There’s a DIY zeitgeist taking over the publishing industry, and I like it. I think you do too, readers of this online community news publication. While the movement may have been sparked by this information age of ours, it is now being carried along by the people who have come to understand their own power and through the anarchy of infinite possibilities are able to actualize themselves. One such person is my friend, former co-worker, and writing group mate Nick Oskey. Your friendly neighborhood barista (Nick slings coffee at the Hennepin Spyhouse), in addition to having self-published a book a few years ago, has just founded Minnesota’s newest small press: Skullduggery Publishing.
Nick might be taking the term “publishing house” too literally; he is running Skullduggery out of his home, which means that his office has a really nice view (his apartment overlooks the Walker Art Center and much of Loring Park). Walking into Nick’s home is like walking into a bookish heaven: cats, books, computers, and dark wood paneling everywhere. Arranged neatly in one corner of his home are all of the machines needed for Skullduggery to begin business. He has everything he will need to produce his low-budget, highly creative products: a laptop, a high-level office printer, stacks of paper, an industrial paper cutter that can slice hundreds of pages at a time, and a machine to affix the book covers (the printing of which is the only step in the process he is outsourcing) to the bound books. Looking around all I could think was, this is how everything great starts.
A double major in marketing and information systems turned businessman turned barista turned author turned publisher, Oskey explains that his intrepid journey from young businessman to still young but older and more artsy businessman was pretty simple. “I knew near the end of my college career that I didn’t really want to join the business world, and after a few years of working within it I was pretty resolute that it wasn’t something I’d enjoy in the long run…The years went by quickly and the pay was comfortable and I could just imagine 20 years of that flying by pretty quickly. I quit because I didn’t particularly want that to happen and I did very much want to write a novel finally. That was a passion and a dream.”
Although Nick used the “D” word, he didn’t let his fantasies of becoming an author float away into the ether. With some time, a little money, and the discovery of Lulu—a printing service for self-publishers everywhere—Nick was able to publish his novel, Embracing Solace in the Fanciful & Weird, quickly, but not necessarily efficiently. “I wanted to validate my decision of quitting a professional career by finally just achieving this goal I had of writing a novel. It was easy for me to feel very foolish and stupid about taking such a leap so the book was going to be that thing that made it feel like a less insane decision than it really was,” Nick says. “The process of writing the entire book and self-publishing took me about four months, which is behavior I wouldn’t condone.” This realization is part of the reason that in the coming months Embracing Solace will be getting a facelift under the new umbrella of Skullduggery Publishing.
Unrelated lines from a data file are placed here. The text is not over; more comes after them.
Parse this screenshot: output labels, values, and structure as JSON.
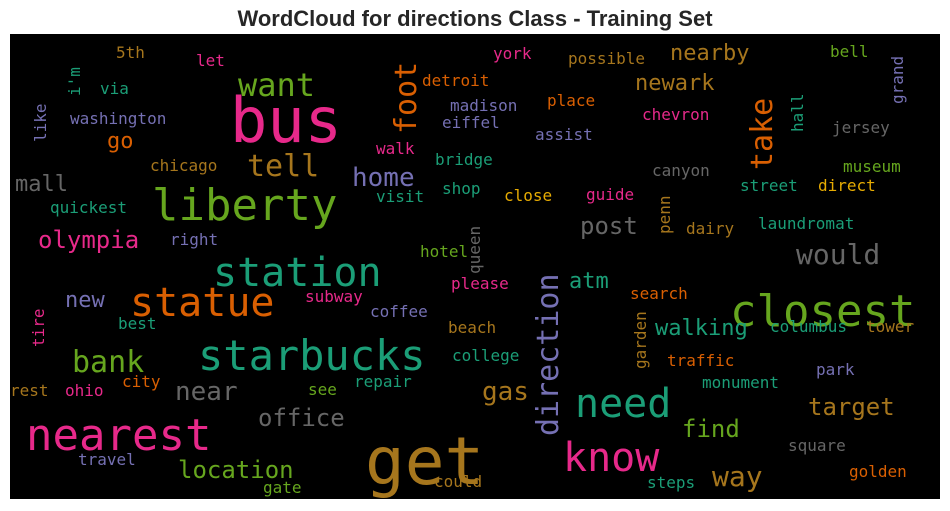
{
  "title": "WordCloud for directions Class - Training Set",
  "colors": {
    "background": "#000000",
    "green": "#1b9e77",
    "orange": "#d95f02",
    "purple": "#7570b3",
    "pink": "#e7298a",
    "lime": "#66a61e",
    "yellow": "#e6ab02",
    "brown": "#a6761d",
    "gray": "#666666"
  },
  "words": [
    {
      "text": "bus",
      "color": "pink"
    },
    {
      "text": "get",
      "color": "brown"
    },
    {
      "text": "closest",
      "color": "lime"
    },
    {
      "text": "starbucks",
      "color": "green"
    },
    {
      "text": "liberty",
      "color": "lime"
    },
    {
      "text": "nearest",
      "color": "pink"
    },
    {
      "text": "station",
      "color": "green"
    },
    {
      "text": "statue",
      "color": "orange"
    },
    {
      "text": "know",
      "color": "pink"
    },
    {
      "text": "need",
      "color": "green"
    },
    {
      "text": "direction",
      "color": "purple"
    },
    {
      "text": "foot",
      "color": "orange"
    },
    {
      "text": "take",
      "color": "orange"
    },
    {
      "text": "want",
      "color": "lime"
    },
    {
      "text": "tell",
      "color": "brown"
    },
    {
      "text": "bank",
      "color": "lime"
    },
    {
      "text": "would",
      "color": "gray"
    },
    {
      "text": "olympia",
      "color": "pink"
    },
    {
      "text": "home",
      "color": "purple"
    },
    {
      "text": "location",
      "color": "lime"
    },
    {
      "text": "way",
      "color": "brown"
    },
    {
      "text": "near",
      "color": "gray"
    },
    {
      "text": "office",
      "color": "gray"
    },
    {
      "text": "post",
      "color": "gray"
    },
    {
      "text": "gas",
      "color": "brown"
    },
    {
      "text": "target",
      "color": "brown"
    },
    {
      "text": "walking",
      "color": "green"
    },
    {
      "text": "find",
      "color": "lime"
    },
    {
      "text": "nearby",
      "color": "brown"
    },
    {
      "text": "newark",
      "color": "brown"
    },
    {
      "text": "mall",
      "color": "gray"
    },
    {
      "text": "new",
      "color": "purple"
    },
    {
      "text": "atm",
      "color": "green"
    },
    {
      "text": "go",
      "color": "orange"
    },
    {
      "text": "5th",
      "color": "brown"
    },
    {
      "text": "let",
      "color": "pink"
    },
    {
      "text": "i'm",
      "color": "green"
    },
    {
      "text": "via",
      "color": "green"
    },
    {
      "text": "washington",
      "color": "purple"
    },
    {
      "text": "like",
      "color": "purple"
    },
    {
      "text": "chicago",
      "color": "brown"
    },
    {
      "text": "quickest",
      "color": "green"
    },
    {
      "text": "right",
      "color": "purple"
    },
    {
      "text": "detroit",
      "color": "orange"
    },
    {
      "text": "madison",
      "color": "purple"
    },
    {
      "text": "eiffel",
      "color": "purple"
    },
    {
      "text": "york",
      "color": "pink"
    },
    {
      "text": "possible",
      "color": "brown"
    },
    {
      "text": "place",
      "color": "orange"
    },
    {
      "text": "assist",
      "color": "purple"
    },
    {
      "text": "chevron",
      "color": "pink"
    },
    {
      "text": "bell",
      "color": "lime"
    },
    {
      "text": "grand",
      "color": "purple"
    },
    {
      "text": "hall",
      "color": "green"
    },
    {
      "text": "jersey",
      "color": "gray"
    },
    {
      "text": "walk",
      "color": "pink"
    },
    {
      "text": "bridge",
      "color": "green"
    },
    {
      "text": "shop",
      "color": "green"
    },
    {
      "text": "visit",
      "color": "green"
    },
    {
      "text": "close",
      "color": "yellow"
    },
    {
      "text": "guide",
      "color": "pink"
    },
    {
      "text": "canyon",
      "color": "gray"
    },
    {
      "text": "museum",
      "color": "lime"
    },
    {
      "text": "street",
      "color": "green"
    },
    {
      "text": "direct",
      "color": "yellow"
    },
    {
      "text": "penn",
      "color": "brown"
    },
    {
      "text": "dairy",
      "color": "brown"
    },
    {
      "text": "laundromat",
      "color": "green"
    },
    {
      "text": "queen",
      "color": "gray"
    },
    {
      "text": "hotel",
      "color": "lime"
    },
    {
      "text": "please",
      "color": "pink"
    },
    {
      "text": "subway",
      "color": "pink"
    },
    {
      "text": "coffee",
      "color": "purple"
    },
    {
      "text": "search",
      "color": "orange"
    },
    {
      "text": "tire",
      "color": "pink"
    },
    {
      "text": "best",
      "color": "green"
    },
    {
      "text": "beach",
      "color": "brown"
    },
    {
      "text": "garden",
      "color": "brown"
    },
    {
      "text": "columbus",
      "color": "green"
    },
    {
      "text": "tower",
      "color": "brown"
    },
    {
      "text": "college",
      "color": "green"
    },
    {
      "text": "traffic",
      "color": "orange"
    },
    {
      "text": "park",
      "color": "purple"
    },
    {
      "text": "rest",
      "color": "brown"
    },
    {
      "text": "ohio",
      "color": "pink"
    },
    {
      "text": "city",
      "color": "orange"
    },
    {
      "text": "see",
      "color": "lime"
    },
    {
      "text": "repair",
      "color": "green"
    },
    {
      "text": "monument",
      "color": "green"
    },
    {
      "text": "square",
      "color": "gray"
    },
    {
      "text": "travel",
      "color": "purple"
    },
    {
      "text": "gate",
      "color": "lime"
    },
    {
      "text": "could",
      "color": "brown"
    },
    {
      "text": "steps",
      "color": "green"
    },
    {
      "text": "golden",
      "color": "orange"
    }
  ]
}
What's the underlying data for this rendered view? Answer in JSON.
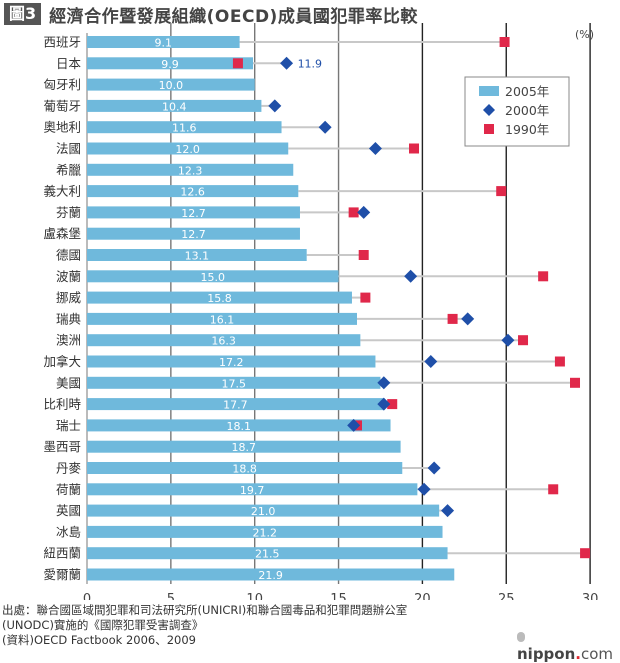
{
  "header": {
    "figure_label": "圖3",
    "title": "經濟合作暨發展組織(OECD)成員國犯罪率比較"
  },
  "footer": {
    "source_lines": [
      "出處：聯合國區域間犯罪和司法研究所(UNICRI)和聯合國毒品和犯罪問題辦公室",
      "(UNODC)實施的《國際犯罪受害調查》",
      "(資料)OECD Factbook 2006、2009"
    ],
    "brand_name": "nippon",
    "brand_dot": ".",
    "brand_suffix": "com"
  },
  "colors": {
    "bar_2005": "#6fb9dc",
    "marker_2000": "#1f4fa8",
    "marker_1990": "#e0284a",
    "connector": "#c8c8c8",
    "gridline": "#555555"
  },
  "chart_data": {
    "type": "bar",
    "orientation": "horizontal",
    "title": "經濟合作暨發展組織(OECD)成員國犯罪率比較",
    "xlabel": "",
    "ylabel": "",
    "unit_label": "(%)",
    "xlim": [
      0,
      30
    ],
    "x_ticks": [
      0,
      5,
      10,
      15,
      20,
      25,
      30
    ],
    "grid": true,
    "legend_position": "top-right",
    "legend": [
      {
        "name": "2005年",
        "marker": "bar"
      },
      {
        "name": "2000年",
        "marker": "diamond"
      },
      {
        "name": "1990年",
        "marker": "square"
      }
    ],
    "categories": [
      "西班牙",
      "日本",
      "匈牙利",
      "葡萄牙",
      "奧地利",
      "法國",
      "希臘",
      "義大利",
      "芬蘭",
      "盧森堡",
      "德國",
      "波蘭",
      "挪威",
      "瑞典",
      "澳洲",
      "加拿大",
      "美國",
      "比利時",
      "瑞士",
      "墨西哥",
      "丹麥",
      "荷蘭",
      "英國",
      "冰島",
      "紐西蘭",
      "愛爾蘭"
    ],
    "series": [
      {
        "name": "2005年",
        "type": "bar",
        "values": [
          9.1,
          9.9,
          10.0,
          10.4,
          11.6,
          12.0,
          12.3,
          12.6,
          12.7,
          12.7,
          13.1,
          15.0,
          15.8,
          16.1,
          16.3,
          17.2,
          17.5,
          17.7,
          18.1,
          18.7,
          18.8,
          19.7,
          21.0,
          21.2,
          21.5,
          21.9
        ],
        "labels": [
          "9.1",
          "9.9",
          "10.0",
          "10.4",
          "11.6",
          "12.0",
          "12.3",
          "12.6",
          "12.7",
          "12.7",
          "13.1",
          "15.0",
          "15.8",
          "16.1",
          "16.3",
          "17.2",
          "17.5",
          "17.7",
          "18.1",
          "18.7",
          "18.8",
          "19.7",
          "21.0",
          "21.2",
          "21.5",
          "21.9"
        ]
      },
      {
        "name": "2000年",
        "type": "diamond",
        "values": [
          null,
          11.9,
          null,
          11.2,
          14.2,
          17.2,
          null,
          null,
          16.5,
          null,
          null,
          19.3,
          null,
          22.7,
          25.1,
          20.5,
          17.7,
          17.7,
          15.9,
          null,
          20.7,
          20.1,
          21.5,
          null,
          null,
          null
        ]
      },
      {
        "name": "1990年",
        "type": "square",
        "values": [
          24.9,
          9.0,
          null,
          null,
          null,
          19.5,
          null,
          24.7,
          15.9,
          null,
          16.5,
          27.2,
          16.6,
          21.8,
          26.0,
          28.2,
          29.1,
          18.2,
          16.1,
          null,
          null,
          27.8,
          null,
          null,
          29.7,
          null
        ]
      }
    ],
    "annotations": [
      {
        "category": "日本",
        "series": "2000年",
        "text": "11.9"
      }
    ]
  }
}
While I have heard that it’s not a particularly good idea to publish your own work as an editor, Nick isn’t reworking his book to exercise his new printing power, rather he explains that it will serve another, more important purpose for Skullduggery. “The enjoyment of republishing my book is twofold. First, it’s getting a second chance. Second, I get to use it as a guinea pig for what may or may not work in publishing and distribution without compromising the work of someone else. For example, I’m going to offer my book as a free ebook right away telling people to purchase a print copy for themselves [or for] a friend or donate one to a library if they enjoyed it. The other authors will be more comfortable doing something similar if the results are good.”
In addition to his own book, he is hoping to publish two other books (both written by friends of his) by the holidays. As much as some might balk at the notion of mixing business and friendships, Oskey has assessed the risks but chooses to continue with his current projects. He says that while he’s “excited about the prospect of publishing books of [his] friends” he isn’t exactly happy about the prospect of having to choose the work of one friend over another. “Publishing a book is extremely time consuming and also expensive,” Nick says, “so I won’t have the capacity to publish very many. For example I may only publish four books or so next year. Telling a friend that I went with another friend’s book or a complete stranger’s book over theirs is not something I’m looking forward to.”
Listening to Nick talk about his business plan, how he is funding himself, and his ploy to get a multi-person job done all by himself, it seems like starting a publishing company is so simple, and if it’s so simple, why doesn’t everybody just do it? The possibility is there. Hundreds of small presses launch every year. Sure, some of them fail, but others go on to become things like Coffee House Press, Milkweed Editions, Soft Skull Press, or Novello Festival Press. Either way, the important part here is that people try; anyone can do that, at the very least. Even if much of the world’s success rests upon the relationship between right place to right time, if you’re not out there you’ll never find yourself at that intersection. A hearty huzzah to the world’s truest of boot-strappers: those who can successfully do it themselves.